Wie ist die Lage im Hamburger Hospiz?
SeitenWechsel bietet Perspektivwechsel und Einblicke in Lebenswelten, mit denen unsere Teilnehmer/innen sonst wenig Berührung haben. Diese Einblicke möchten wir auch jetzt, während der Corona-Pandemie, bieten, wenn unsere Arbeit nicht durchführbar ist wie sonst.
Wir haben Kai Puhlmann, Hospizleitung im Hamburger Hospiz e.V. gefragt, wie es den Kolleginnen und Kollegen, den Klientinnen und Klienten in seiner Einrichtung geht.
SeitenWechsel: Wie sieht die Lage bei Ihnen aus?
Kai Puhlmann: Zunächst die gute Nachricht: bisher ist weder ein Hospizgast noch ein Mitarbeiter mit dem Coronavirus infiziert worden. Daher können wir unsere Arbeit mit den sterbenden Menschen fortsetzen. Die Verunsicherung durch Corona ist aber auch in unserem Haus spürbar: wie können wir die allgemeinen Hinweise (die sich fast täglich ändern) zum Umgang mit der Infektion in unserem Hospiz angemessen umsetzen? Diese Frage stellt sich uns im Alltag jeden Tag wieder neu. Insbesondere belasten unsere Gäste die Einschränkungen der Besuche, die auch bei uns notwendig sind, um Mitarbeiter und Gäste zu schützen. Auch für die Zugehörigen, die in der Lebensphase bei ihren Liebsten sein möchten, ist dies sehr schmerzlich. Aber im Gegensatz zu anderen Einrichtungen dürfen wir im begrenzten Umfang unter besonderen Auflagen (z.B. Mundschutz tragen) Besuche zulassen, das erleichtert es ein wenig, trotz der Einschränkungen eine würdige Begleitung zu ermöglichen. Außerdem werden verstärkt andere Möglichkeiten der Kontaktaufnahme genutzt: Telefon, Skype und auch das Briefeschreiben erlebt eine Renaissance. Wir sehen im Haus viel Verständnis und Akzeptanz für die getroffenen Entscheidungen.
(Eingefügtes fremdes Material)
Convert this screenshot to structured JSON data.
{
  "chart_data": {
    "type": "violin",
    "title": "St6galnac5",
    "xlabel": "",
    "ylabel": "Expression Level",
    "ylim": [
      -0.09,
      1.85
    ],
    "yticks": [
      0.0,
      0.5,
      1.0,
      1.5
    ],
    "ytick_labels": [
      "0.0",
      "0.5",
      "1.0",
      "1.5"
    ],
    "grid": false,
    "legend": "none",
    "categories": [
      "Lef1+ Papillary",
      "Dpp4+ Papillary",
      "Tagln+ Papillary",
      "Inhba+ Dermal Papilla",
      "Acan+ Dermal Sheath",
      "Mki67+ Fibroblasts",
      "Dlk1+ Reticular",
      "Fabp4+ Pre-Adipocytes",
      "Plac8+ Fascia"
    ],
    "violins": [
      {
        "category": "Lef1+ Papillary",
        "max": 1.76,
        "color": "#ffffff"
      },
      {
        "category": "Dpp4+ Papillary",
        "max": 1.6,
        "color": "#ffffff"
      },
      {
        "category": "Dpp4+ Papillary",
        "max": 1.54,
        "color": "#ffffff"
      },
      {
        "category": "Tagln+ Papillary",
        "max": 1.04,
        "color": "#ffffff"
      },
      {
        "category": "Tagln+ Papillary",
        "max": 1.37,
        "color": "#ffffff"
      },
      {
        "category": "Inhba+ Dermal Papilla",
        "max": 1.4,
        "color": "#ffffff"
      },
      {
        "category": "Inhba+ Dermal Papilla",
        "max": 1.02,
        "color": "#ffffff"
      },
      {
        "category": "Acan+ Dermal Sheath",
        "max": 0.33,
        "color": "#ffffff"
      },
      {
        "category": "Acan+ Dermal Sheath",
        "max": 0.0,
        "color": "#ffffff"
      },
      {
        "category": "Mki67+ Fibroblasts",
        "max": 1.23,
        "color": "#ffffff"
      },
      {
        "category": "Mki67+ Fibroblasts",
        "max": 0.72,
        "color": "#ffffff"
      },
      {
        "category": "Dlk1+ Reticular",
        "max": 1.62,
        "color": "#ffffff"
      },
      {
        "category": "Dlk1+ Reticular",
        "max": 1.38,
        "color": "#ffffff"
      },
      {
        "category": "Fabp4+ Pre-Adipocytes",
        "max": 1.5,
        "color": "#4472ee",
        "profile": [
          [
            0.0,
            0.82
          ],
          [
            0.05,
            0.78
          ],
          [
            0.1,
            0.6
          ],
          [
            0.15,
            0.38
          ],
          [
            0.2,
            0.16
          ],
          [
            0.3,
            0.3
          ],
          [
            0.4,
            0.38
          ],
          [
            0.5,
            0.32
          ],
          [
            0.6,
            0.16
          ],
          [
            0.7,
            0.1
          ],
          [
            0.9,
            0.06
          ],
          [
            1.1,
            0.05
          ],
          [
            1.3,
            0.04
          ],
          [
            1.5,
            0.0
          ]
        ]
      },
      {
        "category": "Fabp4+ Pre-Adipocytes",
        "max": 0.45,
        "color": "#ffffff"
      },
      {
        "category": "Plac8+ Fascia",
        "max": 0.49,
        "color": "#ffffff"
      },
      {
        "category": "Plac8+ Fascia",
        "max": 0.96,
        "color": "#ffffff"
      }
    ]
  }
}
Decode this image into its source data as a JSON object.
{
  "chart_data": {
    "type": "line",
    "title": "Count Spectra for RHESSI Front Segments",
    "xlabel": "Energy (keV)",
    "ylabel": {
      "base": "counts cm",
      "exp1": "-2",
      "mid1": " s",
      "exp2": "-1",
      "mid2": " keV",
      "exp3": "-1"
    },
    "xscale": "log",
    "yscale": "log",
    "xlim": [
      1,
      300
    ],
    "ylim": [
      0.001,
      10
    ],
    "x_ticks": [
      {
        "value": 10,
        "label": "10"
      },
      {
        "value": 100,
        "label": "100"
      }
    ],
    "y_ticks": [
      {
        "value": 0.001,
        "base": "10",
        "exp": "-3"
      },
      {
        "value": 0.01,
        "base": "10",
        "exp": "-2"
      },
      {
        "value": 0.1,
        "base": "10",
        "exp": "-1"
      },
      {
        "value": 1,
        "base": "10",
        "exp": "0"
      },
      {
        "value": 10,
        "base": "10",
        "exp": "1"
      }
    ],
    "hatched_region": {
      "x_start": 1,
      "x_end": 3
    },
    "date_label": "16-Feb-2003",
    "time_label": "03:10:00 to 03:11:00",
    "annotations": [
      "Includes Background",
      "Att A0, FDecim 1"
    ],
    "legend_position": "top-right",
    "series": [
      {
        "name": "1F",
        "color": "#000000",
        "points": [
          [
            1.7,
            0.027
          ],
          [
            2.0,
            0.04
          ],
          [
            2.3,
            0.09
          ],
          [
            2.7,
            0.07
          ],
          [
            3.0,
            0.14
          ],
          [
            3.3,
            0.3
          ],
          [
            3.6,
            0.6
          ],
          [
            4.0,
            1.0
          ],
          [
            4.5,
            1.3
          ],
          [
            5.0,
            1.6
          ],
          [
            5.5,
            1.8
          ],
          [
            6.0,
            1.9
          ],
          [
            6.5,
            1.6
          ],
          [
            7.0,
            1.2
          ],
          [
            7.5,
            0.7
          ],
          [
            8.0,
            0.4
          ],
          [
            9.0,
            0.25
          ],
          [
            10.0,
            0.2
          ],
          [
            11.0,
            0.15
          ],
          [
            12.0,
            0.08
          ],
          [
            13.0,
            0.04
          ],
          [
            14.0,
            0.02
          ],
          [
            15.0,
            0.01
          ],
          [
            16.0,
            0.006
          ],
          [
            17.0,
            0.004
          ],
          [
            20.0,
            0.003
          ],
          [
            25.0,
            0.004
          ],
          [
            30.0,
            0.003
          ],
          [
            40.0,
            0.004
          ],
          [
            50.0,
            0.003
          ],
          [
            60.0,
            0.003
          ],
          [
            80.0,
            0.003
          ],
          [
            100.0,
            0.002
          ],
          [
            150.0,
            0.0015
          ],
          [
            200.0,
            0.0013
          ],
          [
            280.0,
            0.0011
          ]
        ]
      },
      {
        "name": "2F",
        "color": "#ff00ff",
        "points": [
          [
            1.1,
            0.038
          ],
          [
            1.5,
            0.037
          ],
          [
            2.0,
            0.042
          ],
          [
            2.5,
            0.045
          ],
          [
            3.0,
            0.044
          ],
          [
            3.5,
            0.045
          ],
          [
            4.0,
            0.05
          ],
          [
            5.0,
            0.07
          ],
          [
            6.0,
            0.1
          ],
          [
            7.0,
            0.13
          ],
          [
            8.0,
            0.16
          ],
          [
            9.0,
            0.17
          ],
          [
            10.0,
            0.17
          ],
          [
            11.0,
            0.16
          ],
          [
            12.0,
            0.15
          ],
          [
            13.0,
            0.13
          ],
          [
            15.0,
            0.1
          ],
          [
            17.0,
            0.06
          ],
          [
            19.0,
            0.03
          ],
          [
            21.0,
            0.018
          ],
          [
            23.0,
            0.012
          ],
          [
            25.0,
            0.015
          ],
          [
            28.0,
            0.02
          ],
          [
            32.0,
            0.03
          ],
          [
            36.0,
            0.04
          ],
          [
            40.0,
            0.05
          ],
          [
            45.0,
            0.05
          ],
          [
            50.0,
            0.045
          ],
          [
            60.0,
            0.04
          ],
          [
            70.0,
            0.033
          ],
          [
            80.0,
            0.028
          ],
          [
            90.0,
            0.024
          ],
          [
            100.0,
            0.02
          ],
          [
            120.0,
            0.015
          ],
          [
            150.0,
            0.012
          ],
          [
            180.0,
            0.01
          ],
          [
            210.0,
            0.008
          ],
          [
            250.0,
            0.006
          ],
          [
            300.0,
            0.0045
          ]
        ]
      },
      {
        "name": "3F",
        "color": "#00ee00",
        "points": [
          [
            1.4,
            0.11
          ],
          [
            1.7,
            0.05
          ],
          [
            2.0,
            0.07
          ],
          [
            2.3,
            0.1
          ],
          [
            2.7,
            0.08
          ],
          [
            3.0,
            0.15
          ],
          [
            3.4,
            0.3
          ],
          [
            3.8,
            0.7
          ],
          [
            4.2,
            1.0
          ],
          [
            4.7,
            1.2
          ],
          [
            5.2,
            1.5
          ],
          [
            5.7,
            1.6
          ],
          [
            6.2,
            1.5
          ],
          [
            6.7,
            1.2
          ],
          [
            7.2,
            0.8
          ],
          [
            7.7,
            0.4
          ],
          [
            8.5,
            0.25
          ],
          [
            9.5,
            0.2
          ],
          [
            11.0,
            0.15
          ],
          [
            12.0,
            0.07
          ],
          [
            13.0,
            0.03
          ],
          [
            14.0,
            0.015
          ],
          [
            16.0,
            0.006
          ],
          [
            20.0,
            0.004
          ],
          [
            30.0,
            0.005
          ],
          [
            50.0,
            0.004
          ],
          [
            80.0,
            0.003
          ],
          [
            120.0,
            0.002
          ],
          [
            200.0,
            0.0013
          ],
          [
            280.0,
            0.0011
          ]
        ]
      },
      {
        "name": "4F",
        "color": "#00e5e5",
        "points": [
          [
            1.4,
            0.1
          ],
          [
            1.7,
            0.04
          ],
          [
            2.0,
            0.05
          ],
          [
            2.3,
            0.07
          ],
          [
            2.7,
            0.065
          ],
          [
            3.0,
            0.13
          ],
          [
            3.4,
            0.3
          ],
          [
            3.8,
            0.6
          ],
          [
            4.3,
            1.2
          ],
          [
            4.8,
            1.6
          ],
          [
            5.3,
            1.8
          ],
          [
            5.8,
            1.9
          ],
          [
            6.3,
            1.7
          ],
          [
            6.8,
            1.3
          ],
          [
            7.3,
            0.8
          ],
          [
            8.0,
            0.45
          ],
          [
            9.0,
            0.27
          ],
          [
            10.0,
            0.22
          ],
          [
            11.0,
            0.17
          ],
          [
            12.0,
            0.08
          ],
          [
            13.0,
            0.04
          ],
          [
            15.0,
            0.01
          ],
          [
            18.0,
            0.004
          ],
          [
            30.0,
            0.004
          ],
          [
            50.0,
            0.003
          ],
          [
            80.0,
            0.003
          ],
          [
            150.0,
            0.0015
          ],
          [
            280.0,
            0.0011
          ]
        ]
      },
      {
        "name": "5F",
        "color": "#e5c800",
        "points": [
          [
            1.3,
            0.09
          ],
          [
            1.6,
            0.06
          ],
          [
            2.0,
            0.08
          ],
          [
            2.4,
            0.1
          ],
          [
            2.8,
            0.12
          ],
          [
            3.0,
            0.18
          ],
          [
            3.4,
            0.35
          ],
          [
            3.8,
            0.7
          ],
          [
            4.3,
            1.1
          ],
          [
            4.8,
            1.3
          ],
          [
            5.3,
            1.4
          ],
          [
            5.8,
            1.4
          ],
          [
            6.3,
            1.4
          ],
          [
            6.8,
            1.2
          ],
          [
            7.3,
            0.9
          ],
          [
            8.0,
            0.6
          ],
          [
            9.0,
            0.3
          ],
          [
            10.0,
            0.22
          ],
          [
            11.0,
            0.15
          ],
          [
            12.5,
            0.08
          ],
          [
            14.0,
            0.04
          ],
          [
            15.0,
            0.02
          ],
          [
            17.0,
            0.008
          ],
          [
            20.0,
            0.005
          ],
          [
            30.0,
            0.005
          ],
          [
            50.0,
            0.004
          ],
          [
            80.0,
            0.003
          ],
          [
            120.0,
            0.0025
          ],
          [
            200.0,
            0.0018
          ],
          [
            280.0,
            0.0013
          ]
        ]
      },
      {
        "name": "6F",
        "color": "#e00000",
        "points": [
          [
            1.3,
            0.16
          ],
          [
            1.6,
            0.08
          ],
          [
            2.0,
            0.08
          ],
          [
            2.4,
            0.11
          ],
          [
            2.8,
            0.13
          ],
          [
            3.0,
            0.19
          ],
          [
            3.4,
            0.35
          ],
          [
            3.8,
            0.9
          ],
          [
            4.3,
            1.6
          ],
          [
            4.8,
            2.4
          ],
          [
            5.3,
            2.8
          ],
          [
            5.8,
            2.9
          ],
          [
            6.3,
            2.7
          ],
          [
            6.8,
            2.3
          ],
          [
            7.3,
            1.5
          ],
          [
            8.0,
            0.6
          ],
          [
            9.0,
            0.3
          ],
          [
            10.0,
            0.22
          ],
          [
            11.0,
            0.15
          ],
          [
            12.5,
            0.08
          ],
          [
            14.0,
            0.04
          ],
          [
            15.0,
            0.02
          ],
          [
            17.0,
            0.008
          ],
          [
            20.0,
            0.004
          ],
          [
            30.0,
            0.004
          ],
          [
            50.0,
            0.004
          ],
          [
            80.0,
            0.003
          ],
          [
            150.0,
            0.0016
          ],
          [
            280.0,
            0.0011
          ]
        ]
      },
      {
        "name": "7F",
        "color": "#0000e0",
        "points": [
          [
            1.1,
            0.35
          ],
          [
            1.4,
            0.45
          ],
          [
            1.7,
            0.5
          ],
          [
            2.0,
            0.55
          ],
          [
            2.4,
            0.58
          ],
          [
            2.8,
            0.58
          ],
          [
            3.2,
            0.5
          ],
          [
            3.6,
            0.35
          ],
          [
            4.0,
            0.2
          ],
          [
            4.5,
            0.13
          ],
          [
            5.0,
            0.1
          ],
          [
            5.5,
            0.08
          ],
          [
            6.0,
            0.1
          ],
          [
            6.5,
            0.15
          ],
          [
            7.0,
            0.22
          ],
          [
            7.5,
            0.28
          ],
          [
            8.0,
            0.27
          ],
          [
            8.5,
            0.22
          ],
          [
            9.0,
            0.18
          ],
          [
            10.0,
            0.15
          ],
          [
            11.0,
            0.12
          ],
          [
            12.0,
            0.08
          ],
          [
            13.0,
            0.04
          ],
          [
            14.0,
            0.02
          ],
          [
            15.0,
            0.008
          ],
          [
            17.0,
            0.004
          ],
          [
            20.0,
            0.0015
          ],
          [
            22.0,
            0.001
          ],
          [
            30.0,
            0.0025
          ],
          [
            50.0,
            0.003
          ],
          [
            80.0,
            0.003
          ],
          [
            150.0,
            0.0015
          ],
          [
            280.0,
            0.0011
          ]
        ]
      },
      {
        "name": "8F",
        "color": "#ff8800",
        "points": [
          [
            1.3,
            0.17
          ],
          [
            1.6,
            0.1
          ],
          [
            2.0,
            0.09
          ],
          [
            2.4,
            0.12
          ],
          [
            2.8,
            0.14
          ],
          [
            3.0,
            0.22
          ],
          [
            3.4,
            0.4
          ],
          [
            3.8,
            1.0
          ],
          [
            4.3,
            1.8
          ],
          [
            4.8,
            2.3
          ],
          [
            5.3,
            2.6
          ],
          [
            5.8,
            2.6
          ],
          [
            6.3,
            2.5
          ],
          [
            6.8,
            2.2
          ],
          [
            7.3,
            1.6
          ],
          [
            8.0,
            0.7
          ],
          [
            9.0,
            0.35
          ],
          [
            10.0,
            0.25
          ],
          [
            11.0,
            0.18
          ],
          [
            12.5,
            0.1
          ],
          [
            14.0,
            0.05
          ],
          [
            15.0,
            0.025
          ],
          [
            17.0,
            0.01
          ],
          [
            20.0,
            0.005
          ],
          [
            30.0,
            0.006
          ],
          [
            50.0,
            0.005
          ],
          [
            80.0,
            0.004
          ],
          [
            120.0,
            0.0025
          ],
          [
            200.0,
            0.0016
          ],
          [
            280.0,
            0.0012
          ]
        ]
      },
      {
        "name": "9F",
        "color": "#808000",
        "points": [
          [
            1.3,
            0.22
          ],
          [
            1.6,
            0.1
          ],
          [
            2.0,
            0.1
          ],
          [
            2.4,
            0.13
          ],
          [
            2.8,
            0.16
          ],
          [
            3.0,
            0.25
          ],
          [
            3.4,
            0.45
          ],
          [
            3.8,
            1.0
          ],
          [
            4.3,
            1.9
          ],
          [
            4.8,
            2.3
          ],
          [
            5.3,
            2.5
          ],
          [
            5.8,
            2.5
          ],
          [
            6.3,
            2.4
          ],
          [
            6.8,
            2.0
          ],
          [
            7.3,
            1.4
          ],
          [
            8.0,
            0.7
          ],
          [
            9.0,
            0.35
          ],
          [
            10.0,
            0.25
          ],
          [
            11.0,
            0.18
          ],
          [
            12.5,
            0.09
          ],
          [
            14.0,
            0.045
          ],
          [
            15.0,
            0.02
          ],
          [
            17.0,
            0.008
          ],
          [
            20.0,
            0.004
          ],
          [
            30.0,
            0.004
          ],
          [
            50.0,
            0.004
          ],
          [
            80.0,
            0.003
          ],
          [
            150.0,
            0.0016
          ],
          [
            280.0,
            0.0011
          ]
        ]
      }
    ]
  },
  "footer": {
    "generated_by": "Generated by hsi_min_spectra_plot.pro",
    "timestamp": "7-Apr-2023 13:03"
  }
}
Auch unser Ambulanter Hospizberatungsdienst steht weiterhin mit Rat und Beistand zur Verfügung. Die von dort vermittelten Ehrenamtlichen mussten zwar ihre Besuche zu Hause, in den Pflegeheimen und Krankenhäusern weitestgehend einstellen, halten aber den Kontakt über längere Telefonate mehrmals in der Woche. Auch unsere Arbeit für Trauernde läuft weiter. Die Trauergruppen finden z.B. jetzt in Form von Telefonkonferenzen statt. So ist also aktuell besondere Kreativität gefordert.
SeitenWechsel: Wie können die Menschen Sie als Einrichtung unterstützen?
Kai Puhlmann: Die Hospizbewegung ist in ihrem Ursprung eine bürgerschaftliche Bewegung – das ist bis heute erhalten geblieben. Mehr als 100 Ehrenamtliche unterstützen uns heute auf vielen Ebenen und helfen uns auch in diesen schwierigen Zeiten: Mundschutz selber nähen, Blumen besorgen, Kuchen backen und vieles mehr. Das wissen wir sehr zu schätzen und ist ein gutes Beispiel, wie wichtig gesellschaftliche Solidarität in Krisenzeiten ist. Natürlich freuen wir uns neben der tatkräftigen Unterstützung auch über Geldspenden, denn Hospize müssen traditionell einen Teil ihrer Kosten über Spenden finanzieren.
SeitenWechsel: Welche guten Seiten hat die Situation im Moment? Was könnte positives daraus entstehen?
Kai Puhlmann: In dieser Situation wird allen deutlich, was eigentlich die wirklich „systemrelevanten Berufsgruppen“ sind: die Kräfte im Lebensmitteleinzelhandel, die LKW-Fahrer und zuallererst die Pflegekräfte, die sich – wie auch bei uns im Haus – mit viel Einsatz und Engagement unter manchmal schwierigen Bedingungen für Kranke einsetzen. Wenn als Folge der Krise die Wertschätzung und die Bezahlung für diese Berufsgruppen dauerhaft steigen, wäre das eine sehr erfreuliche Auswirkung dieser Zeit. Außerdem erlebe ich die spürbare Entschleunigung der Gesellschaft als wohltuend und sie führt hoffentlich zur Besinnung auf das eigentlich Wesentliche im menschlichen Zusammenleben: Kontakt und Beziehung.